Canadian commercial real estate investment drops 25% in first half of 2023
Canadian commercial real estate (CRE) investment sales were down 25% from last year’s record figures, reaching $28.5 billion in the first half of 2023, according to a report from CRE services firm JLL.
The firm’s Fall 2023 CRE Outlook report described investment volumes as “buoyant despite high interest rates and a slowing economy.”
In the past year, Canadian real estate demand has weathered high interest rates through heavy immigration and the drawing down of pandemic-era savings. Although the economy has defied expectations of a 2023 recession, a slowdown is likely in 2024, according to a recent RSM report. Meanwhile, interest rates will remain elevated and could yet be raised if the Bank of Canada takes seriously its role of targeting 2% inflation.
Although CRE investment slowed by a quarter in H1 23, sales are still high by historical standards, JLL says. CRE investment has been primarily driven by private investors and family offices, who have accounted for approximately 60% of market liquidity in the past two years.
The retail and hotel sectors saw strong investor interest in the first half, while office and land have been most challenged relative to their performance in recent years.
The office markets in Canada’s largest cities have seen a reckoning since the pandemic, with a certain amount of stickiness to remote work despite growing back-to-office initiatives. Toronto’s office vacancy rate stood at 14.2% as of Q2 22, up starkly from a pre-pandemic vacancy rate of approximately 2%.
Tenants are currently postponing decisions on office footprint as they wait for the other economic shoe to drop.
JLL’s report notes that predicted distress sales haven’t materialized this year. Distress sales in Canada peaked in the global financial crisis of 2009-2010 at 2.7% of total sales ($525 million) and during the Covid period of 2020-2021 at 2.6% of sales ($920 million). Distress sales in 2023 have been low by historical standards, at a rate of 1.6%.
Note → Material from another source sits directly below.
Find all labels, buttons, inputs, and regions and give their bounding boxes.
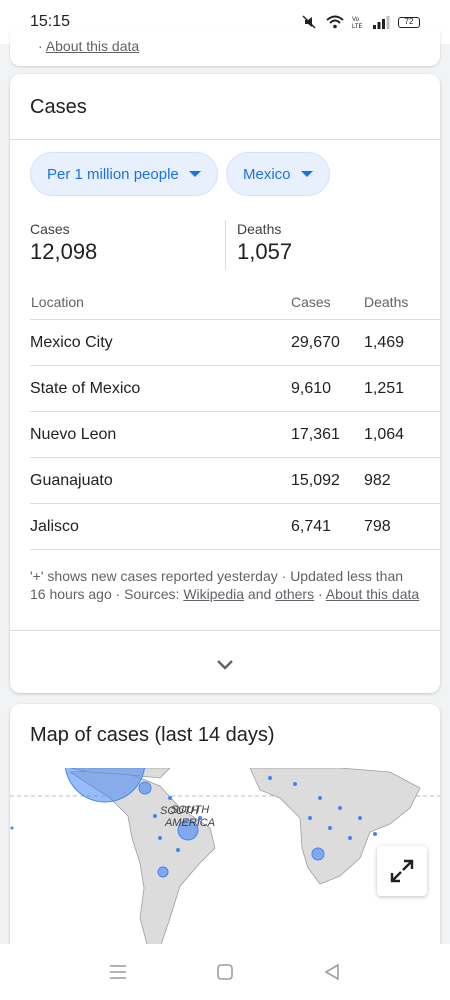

Meanwhile, retail investment has seen a rebound in the first half with $3.1 billion in sales, putting it on track to top $6 billion in sales for the second time since 2019. Investors have been putting more money into retail amid returning foot traffic and a desire to diversify beyond industrial and multifamily.
Industrial rent growth is slowing as demand normalizes from the peak of 2021-2022 and the construction pipeline hits record levels of 50.3 million square feet. As a result, the national vacancy rate rose for the third straight quarter to 1.9%.
On the residential front, multi-unit residential construction fell 16.7% year-over-year to $3.6 billion in July 2023 – pressured by high debt financing, material, and labour costs. In hopes of incentivizing more stock amid skyrocketing rents, the federal government announced its intention to drop the GST on future rental housing development.